В то же время, пролетарским и крестьянским организациям, несмотря на размах революционного движения, не удавалось наладить между собой прямые взаимосвязи, независимые от государства. Самоуправляющиеся фабрики и заводы работали нескоординированно, без капиталистов, но по-старому. Развитых революционно-синдикалистских структур, которые могли бы подготовить трудящихся к управлению производством и сразу после свержения буржуазной власти организовать его на социалистических началах, не существовало. Немецкий анархо-синдикалист А. Сухи, посетивший Россию в 1920 г., отмечал: “Контроль над промышленностью, которого добивались рабочие в октябре 1917 года, в конце концов окреп настолько, что превратился во власть на предприятиях. Но захват предприятий рабочими — это только негативная сторона дела, позитивная сторона — это управление. Отсутствие… каких-либо предназначенных для этого (негосударственных. — В.Д.) организаций привело к тому, что рабочие, которые… были знакомы только с капиталистическим способом хозяйствования, сохранили его идею и продолжали вести хозяйство в капиталистическом духе.
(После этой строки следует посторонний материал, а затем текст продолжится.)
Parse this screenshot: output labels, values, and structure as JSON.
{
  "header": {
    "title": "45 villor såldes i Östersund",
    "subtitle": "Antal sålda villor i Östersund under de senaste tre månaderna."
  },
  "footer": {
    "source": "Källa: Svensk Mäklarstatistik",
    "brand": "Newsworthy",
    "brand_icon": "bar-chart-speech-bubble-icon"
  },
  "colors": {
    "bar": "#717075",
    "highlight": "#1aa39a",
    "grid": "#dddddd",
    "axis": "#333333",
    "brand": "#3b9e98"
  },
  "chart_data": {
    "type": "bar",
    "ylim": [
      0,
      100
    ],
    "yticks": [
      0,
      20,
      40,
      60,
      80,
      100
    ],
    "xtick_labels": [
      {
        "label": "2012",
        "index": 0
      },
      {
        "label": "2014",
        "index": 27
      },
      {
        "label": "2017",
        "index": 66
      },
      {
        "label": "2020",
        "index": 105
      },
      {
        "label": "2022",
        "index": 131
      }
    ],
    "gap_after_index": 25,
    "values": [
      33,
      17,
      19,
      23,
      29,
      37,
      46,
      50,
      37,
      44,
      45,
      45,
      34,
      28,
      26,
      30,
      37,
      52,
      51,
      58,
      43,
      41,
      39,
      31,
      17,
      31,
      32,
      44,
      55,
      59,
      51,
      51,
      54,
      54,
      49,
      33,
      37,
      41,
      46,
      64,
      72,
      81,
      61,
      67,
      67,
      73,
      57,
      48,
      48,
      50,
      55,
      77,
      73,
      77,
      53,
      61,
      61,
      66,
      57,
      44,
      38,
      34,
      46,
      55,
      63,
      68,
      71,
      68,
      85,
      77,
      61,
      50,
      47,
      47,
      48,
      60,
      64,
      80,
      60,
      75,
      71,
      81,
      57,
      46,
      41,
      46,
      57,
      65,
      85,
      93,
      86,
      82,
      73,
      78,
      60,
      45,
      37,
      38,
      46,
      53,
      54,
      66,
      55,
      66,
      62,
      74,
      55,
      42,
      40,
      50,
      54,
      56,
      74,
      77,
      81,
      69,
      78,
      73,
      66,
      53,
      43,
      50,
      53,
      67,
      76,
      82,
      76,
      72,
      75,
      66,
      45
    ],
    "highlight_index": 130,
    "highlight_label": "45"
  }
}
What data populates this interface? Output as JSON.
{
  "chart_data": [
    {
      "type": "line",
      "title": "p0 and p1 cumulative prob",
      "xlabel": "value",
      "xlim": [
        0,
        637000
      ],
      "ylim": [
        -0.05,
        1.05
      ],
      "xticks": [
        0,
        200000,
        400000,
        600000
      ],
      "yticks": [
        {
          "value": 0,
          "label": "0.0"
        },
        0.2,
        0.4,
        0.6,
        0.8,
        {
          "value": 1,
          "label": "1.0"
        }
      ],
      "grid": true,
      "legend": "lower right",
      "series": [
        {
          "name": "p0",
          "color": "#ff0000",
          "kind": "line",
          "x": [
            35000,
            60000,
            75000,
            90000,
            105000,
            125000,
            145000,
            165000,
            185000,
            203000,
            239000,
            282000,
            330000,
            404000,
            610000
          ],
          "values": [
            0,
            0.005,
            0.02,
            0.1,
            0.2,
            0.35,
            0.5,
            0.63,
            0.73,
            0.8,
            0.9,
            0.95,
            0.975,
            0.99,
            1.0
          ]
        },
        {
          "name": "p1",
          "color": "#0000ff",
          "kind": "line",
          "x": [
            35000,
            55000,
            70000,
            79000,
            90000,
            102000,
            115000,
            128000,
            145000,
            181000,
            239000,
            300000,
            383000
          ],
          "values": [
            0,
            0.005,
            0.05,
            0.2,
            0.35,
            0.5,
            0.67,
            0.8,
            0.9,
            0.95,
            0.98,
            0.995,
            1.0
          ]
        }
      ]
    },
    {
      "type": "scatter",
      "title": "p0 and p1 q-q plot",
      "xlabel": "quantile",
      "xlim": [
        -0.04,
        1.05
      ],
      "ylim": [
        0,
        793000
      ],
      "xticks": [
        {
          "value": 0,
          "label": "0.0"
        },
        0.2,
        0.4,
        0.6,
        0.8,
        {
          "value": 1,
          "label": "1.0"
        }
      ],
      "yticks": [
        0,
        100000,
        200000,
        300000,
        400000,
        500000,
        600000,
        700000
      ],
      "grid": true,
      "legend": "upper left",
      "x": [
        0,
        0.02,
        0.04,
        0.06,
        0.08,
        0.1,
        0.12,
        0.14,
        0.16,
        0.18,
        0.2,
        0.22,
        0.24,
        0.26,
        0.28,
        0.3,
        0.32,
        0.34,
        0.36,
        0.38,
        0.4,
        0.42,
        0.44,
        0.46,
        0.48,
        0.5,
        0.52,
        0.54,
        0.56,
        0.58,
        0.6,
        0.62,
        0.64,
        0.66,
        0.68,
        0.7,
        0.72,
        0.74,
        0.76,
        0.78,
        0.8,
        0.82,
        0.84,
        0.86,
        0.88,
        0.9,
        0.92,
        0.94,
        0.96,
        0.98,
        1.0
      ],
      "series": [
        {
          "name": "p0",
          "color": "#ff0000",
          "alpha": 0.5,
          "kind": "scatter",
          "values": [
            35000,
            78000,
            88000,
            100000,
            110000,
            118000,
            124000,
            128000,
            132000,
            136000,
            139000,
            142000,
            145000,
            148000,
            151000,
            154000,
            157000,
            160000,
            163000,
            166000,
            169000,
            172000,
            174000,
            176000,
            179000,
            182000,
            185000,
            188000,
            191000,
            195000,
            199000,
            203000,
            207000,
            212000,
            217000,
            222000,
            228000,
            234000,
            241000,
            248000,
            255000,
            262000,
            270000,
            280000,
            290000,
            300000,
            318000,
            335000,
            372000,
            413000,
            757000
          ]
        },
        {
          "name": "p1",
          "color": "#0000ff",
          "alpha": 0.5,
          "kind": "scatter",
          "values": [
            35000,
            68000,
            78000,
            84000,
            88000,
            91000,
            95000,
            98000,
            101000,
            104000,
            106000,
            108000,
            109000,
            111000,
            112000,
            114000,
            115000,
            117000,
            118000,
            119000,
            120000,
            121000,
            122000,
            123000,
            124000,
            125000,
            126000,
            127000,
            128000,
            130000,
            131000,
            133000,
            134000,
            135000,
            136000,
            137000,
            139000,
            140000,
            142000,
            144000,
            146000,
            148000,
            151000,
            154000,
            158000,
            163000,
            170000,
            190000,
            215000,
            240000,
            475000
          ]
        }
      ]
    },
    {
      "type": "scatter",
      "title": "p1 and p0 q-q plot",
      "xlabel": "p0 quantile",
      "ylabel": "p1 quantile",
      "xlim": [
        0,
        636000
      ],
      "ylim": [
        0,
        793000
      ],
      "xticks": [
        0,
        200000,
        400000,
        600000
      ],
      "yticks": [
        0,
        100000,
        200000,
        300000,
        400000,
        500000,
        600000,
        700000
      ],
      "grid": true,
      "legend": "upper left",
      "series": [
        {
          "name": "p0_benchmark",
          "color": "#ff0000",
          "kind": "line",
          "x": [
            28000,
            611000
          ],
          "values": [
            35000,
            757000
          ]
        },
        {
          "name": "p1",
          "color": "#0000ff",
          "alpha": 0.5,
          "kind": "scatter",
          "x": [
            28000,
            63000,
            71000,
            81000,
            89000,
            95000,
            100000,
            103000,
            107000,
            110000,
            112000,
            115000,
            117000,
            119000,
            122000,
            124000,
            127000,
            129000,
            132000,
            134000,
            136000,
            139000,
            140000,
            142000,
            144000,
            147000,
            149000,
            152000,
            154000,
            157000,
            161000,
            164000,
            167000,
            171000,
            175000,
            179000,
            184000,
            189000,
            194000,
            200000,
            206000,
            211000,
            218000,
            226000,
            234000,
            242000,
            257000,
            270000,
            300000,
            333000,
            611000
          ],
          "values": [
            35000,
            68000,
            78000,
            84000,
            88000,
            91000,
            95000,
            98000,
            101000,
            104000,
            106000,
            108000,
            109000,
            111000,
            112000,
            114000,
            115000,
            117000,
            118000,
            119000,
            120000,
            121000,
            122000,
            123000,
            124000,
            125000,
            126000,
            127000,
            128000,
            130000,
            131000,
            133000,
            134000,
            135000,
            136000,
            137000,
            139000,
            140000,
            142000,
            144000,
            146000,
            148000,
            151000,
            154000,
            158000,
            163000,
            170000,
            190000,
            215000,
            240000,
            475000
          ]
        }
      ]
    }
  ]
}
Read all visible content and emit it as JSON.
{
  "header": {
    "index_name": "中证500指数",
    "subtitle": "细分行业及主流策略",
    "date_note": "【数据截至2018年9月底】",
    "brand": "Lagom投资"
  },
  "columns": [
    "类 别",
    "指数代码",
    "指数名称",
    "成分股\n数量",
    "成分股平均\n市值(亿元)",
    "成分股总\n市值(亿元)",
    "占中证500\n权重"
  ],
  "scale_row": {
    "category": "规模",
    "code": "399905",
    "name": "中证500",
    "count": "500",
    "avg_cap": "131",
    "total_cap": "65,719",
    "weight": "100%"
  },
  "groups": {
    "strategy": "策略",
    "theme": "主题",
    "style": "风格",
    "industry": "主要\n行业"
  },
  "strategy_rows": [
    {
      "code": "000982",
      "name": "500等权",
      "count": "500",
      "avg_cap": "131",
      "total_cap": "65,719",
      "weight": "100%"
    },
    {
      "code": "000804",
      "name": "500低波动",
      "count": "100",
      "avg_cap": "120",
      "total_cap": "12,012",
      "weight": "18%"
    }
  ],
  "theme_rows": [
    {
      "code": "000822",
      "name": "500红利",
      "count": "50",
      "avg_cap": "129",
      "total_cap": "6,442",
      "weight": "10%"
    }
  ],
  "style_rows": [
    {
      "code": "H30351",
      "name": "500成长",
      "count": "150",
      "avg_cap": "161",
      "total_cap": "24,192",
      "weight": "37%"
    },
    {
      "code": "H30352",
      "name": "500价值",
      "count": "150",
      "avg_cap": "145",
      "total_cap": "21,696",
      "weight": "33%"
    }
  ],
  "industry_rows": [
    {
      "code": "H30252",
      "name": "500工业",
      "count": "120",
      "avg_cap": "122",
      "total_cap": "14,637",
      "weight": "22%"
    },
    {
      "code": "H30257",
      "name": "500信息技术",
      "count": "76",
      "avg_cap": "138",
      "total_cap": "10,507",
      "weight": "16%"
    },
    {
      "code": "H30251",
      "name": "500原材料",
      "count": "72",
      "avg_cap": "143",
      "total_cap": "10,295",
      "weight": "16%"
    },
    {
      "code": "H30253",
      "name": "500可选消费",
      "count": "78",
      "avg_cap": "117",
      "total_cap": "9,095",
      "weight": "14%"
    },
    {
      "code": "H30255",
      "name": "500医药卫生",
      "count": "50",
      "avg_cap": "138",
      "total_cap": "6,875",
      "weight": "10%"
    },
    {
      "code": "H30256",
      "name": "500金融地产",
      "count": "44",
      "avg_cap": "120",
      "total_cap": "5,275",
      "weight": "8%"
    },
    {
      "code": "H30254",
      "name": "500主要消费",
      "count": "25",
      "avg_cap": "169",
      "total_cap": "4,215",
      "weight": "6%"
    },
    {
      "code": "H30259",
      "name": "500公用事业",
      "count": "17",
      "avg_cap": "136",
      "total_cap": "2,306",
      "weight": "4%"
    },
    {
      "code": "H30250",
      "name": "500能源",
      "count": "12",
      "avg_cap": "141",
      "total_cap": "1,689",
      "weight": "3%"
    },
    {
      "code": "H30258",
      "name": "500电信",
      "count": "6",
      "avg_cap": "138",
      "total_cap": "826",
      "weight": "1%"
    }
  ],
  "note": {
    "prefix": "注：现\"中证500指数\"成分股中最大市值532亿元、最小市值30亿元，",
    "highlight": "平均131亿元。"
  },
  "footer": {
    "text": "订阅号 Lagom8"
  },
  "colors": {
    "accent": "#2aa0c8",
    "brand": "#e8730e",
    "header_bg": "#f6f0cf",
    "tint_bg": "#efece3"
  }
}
Поскольку они взяли фабрики в свои руки, то сами встали на место частных собственников… Отныне они просто делили полученную прибыль между собой”[94]. Сохранение конкуренции между предприятиями, отсутствие механизмов удовлетворения потребностей через самоорганизацию снизу, работа каждого завода на свой страх и риск усиливали экономическую неразбериху, Что, в свою очередь, давало большевистской власти повод ликвидировать самоуправление в промышленности и огосударствить ее.